Guest Author - Patricia Pedraza-Nafziger
In the past several years, the economy has faced its fair share of struggle. Parents who set aside money for their children’s college educations were faced with the possibility of losing their livelihoods, leaving the children to establish their own plans to pay for college. Many individuals in the workforce found themselves having to go back to school to learn a new trade, while others work several jobs to attend college part-time. Let’s face it: college is expensive and, for the majority, necessary to sustain a long-term, prosperous career.
There are several ways for individuals to obtain money for college. These include college/university financial aid, corporately funded tuition, scholarships, and federal student aid. The U.S. Department of Education is the largest provider of grants, loans, and work-study funds for students. Every January, the financial aid application process begins. The process is straightforward. Go to FAFSA.gov and begin the free application.

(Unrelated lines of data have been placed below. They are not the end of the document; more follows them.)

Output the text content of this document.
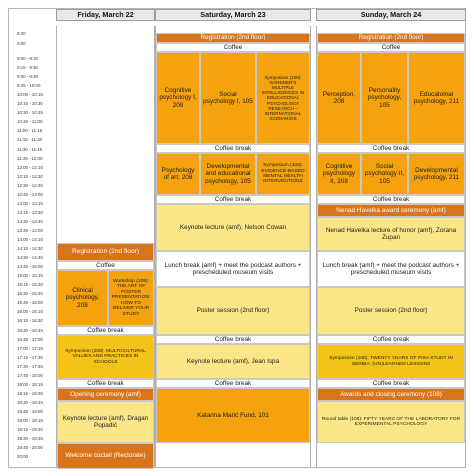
8:30
9:00
9:00 - 9:15
9:15 - 9:30
9:30 - 9:45
9:45 - 10:00
10:00 - 10:15
10:15 - 10:30
10:30 - 10:45
10:45 - 11:00
11:00 - 11:15
11:15 - 11:30
11:30 - 11:45
11:45 - 12:00
12:00 - 12:15
12:15 - 12:30
12:30 - 12:45
12:45 - 13:00
13:00 - 13:15
13:15 - 13:30
13:30 - 13:45
13:45 - 14:00
14:00 - 14:15
14:15 - 14:30
14:30 - 14:45
14:45 - 15:00
15:00 - 15:15
15:15 - 15:30
15:30 - 15:45
15:45 - 16:00
16:00 - 16:15
16:15 - 16:30
16:30 - 16:45
16:45 - 17:00
17:00 - 17:15
17:15 - 17:30
17:30 - 17:45
17:45 - 18:00
18:00 - 18:15
18:15 - 18:30
18:30 - 18:45
18:45 - 19:00
19:00 - 19:15
19:15 - 19:30
19:30 - 19:45
19:45 - 20:00
20:00
Friday, March 22
Registration (2nd floor)
Coffee
Clinical psychology, 208
Workshop (108): THE ART OF POSTER PRESENTATION: HOW TO DELIVER YOUR STUDY
Coffee break
Symposium (208): MULTICULTURAL VALUES AND PRACTICES IN SCHOOLS
Coffee break
Opening ceremony (amf)
Keynote lecture (amf), Dragan Popadić
Welcome coctail (Rectorate)
Saturday, March 23
Registration (2nd floor)
Coffee
Cognitive psychology I, 208
Social psychology I, 105
Symposium (108): GARDNER'S MULTIPLE INTELLIGENCES IN EDUCATIONAL PSYCHOLOGY RESEARCH – INTERNATIONAL SCENARIOS
Coffee break
Psychology of art, 208
Developmental and educational psychology, 105
Symposium (108): EVIDENCE-BASED MENTAL HEALTH INTERVENTIONS
Coffee break
Keynote lecture (amf), Nelson Cowan
Lunch break (amf) + meet the podcast authors + prescheduled museum visits
Poster session (2nd floor)
Coffee break
Keynote lecture (amf), Jean Ispa
Coffee break
Katarina Marić Fund, 101
Sunday, March 24
Registration (2nd floor)
Coffee
Perception, 208
Personality psychology, 105
Educatoinal psychology, 211
Coffee break
Cognitive psychology II, 208
Social psychology II, 105
Developmental psychology, 211
Coffee break
Nenad Havelka award ceremony (amf)
Nenad Havelka lecture of honor (amf), Zorana Zupan
Lunch break (amf) + meet the podcast authors + prescheduled museum visits
Poster session (2nd floor)
Coffee break
Symposium (108): TWENTY YEARS OF PISA STUDY IN SERBIA: (UN)LEARNED LESSONS
Coffee break
Awards and closing ceremony (108)
Round table (108): FIFTY YEARS OF THE LABORATORY FOR EXPERIMENTAL PSYCHOLOGY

The following choices for financial aid are available:
• Student Loans: While similar to regular loans, student loans can only be used for college or training and must be repaid in full with interest.
• Grants: These provide students with money that does not need to be repaid. However, qualifying for a grant is based on financial need.
• Scholarships: Given to students who excelled in high school, scholarships are cash awards that do not need to be repaid.
• Work-Study: These grants give students an opportunity to work a part-time job, sometimes in their fields of study, and allow students to earn money to help pay for their education.
There are a variety of loans, grants, and work study programs available, each with their own unique eligibility criteria. Although the primary qualification is that the individual has financial need, there are other prerequisites. A student must be a U.S. citizen; if an international student, he or she must have a Green Card or T-VISA. Additionally, a student must have a high school diploma or general equivalency degree, be enrolled in a university program, registered with selective service if male, have a valid Social Security number (with exceptions), and maintain passing grades while in college.